Ben Daniels ("House of Cards") é outro que conseguiu compor muito bem o seu personagem Padre Marcus. O Padre Marcus foi o contraponto do Padre Tomas, e ambos funcionaram perfeitamente dentro das suas proporções de roteiro. Ben Daniels conseguiu demonstrar a figura daquele Padre incisivo, categórico, enfático, que nunca se dava por vencido, que não se vendia e sempre acreditava em seus princípios. Alfonso Herrera e Ben Daniels para mim foram os dois melhores de todo o elenco da série nessa primeira temporada.
Hannah Kasulka ("The Rookie") faz um trabalho modesto que até se destaca em algumas cenas. Acredito que ela compôs bem a figura da Casey, a garota possuída, e conseguiu uma atuação convincente, principalmente nas cenas de possessão.
Brianne Howey ("Ginny e Georgia") traz uma personagem que mostrou ter bastante potencial, mas foi completamente subaproveitada. A personagem Kat se destaca apenas por ser a irmã da filha possuída da Regan MacNeil, pois ela apenas compõe o elenco, quando na verdade eu achei que ela fosse ter mais destaque baseado naquele acidente de carro.
Alan Ruck ("Succession") traz seu personagem na mesma linha da Brianne Howey, ou seja, compor o elenco familiar como o pai de família. Seu personagem Henry Rance até mostra um certo destaque, principalmente nos embates com sua esposa Angela, mas como um todo é bem vago e sem grande influência.
Sharon Gless ("Burn Notice") faz a Chris MacNeil, que na minha opinião é a personagem mais sem sentido de toda temporada. Ela chega na série com um pé na porta, ao reviver uma cena icônica do filme clássico, mas também é só. De resto ela serve como bode expiatório da Regan, troca algumas farpas com a filha, revive o passado e tem uma morte absurdamente ridícula.

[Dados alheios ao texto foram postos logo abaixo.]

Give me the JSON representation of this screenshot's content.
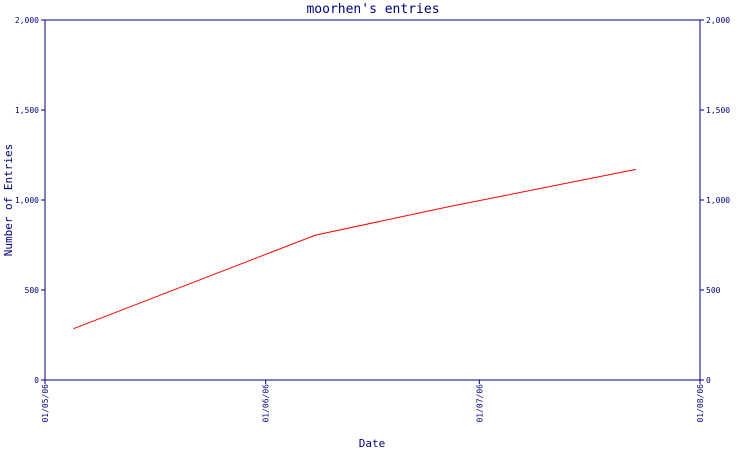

Geena Davis ("Grey's Anatomy") eu já destaquei perfeitamente o que ela representa para essa temporada. Como Angela Rance ela convence e vai muito bem, como Regan MacNeil é simplesmente péssima.
Considerações finais:
Esta primeira temporada de "O Exorcista" tem seus altos e baixos, pois a série inicia dentro de uma proposta, que é reviver um universo extremamente cultuado e glorificado do maior filme de terror de todos os tempos. E até a metade da temporada a série vai muito bem dentro dessa proposta. Porém, a partir do sexto episódio a série toma um outro rumo, deixa de lado a essência e a atmosfera do filme original para embarcar em uma espécie de mitologia, indo para o campo das seitas demoníacas, saindo da possessão para a integração, e com representações de forças sobrenaturais exageradas.
Não classifico a série como desnecessária (como muitas pessoas classificaram), acho que a série tinha muito potencial, porém foi mal utilizada nessa temporada. Acredito que a série inicia dentro da proposta mas encerra como algo que nunca foi e sequer precisava seguir por este caminho. É uma boa série em que a primeira temporada consegue honrar o nome do maior filme de terror da história até os cincos primeiros episódios, pois a partir daí a série perde completamente a mão, beirando o grotesco nos dois últimos episódios. Uma pena que a série foi cancelada pela Fox em sua segunda temporada, pois eu realmente acreditava que a série poderia melhorar ainda mais. O que me resta é conferir os 10 episódios da segunda e última temporada.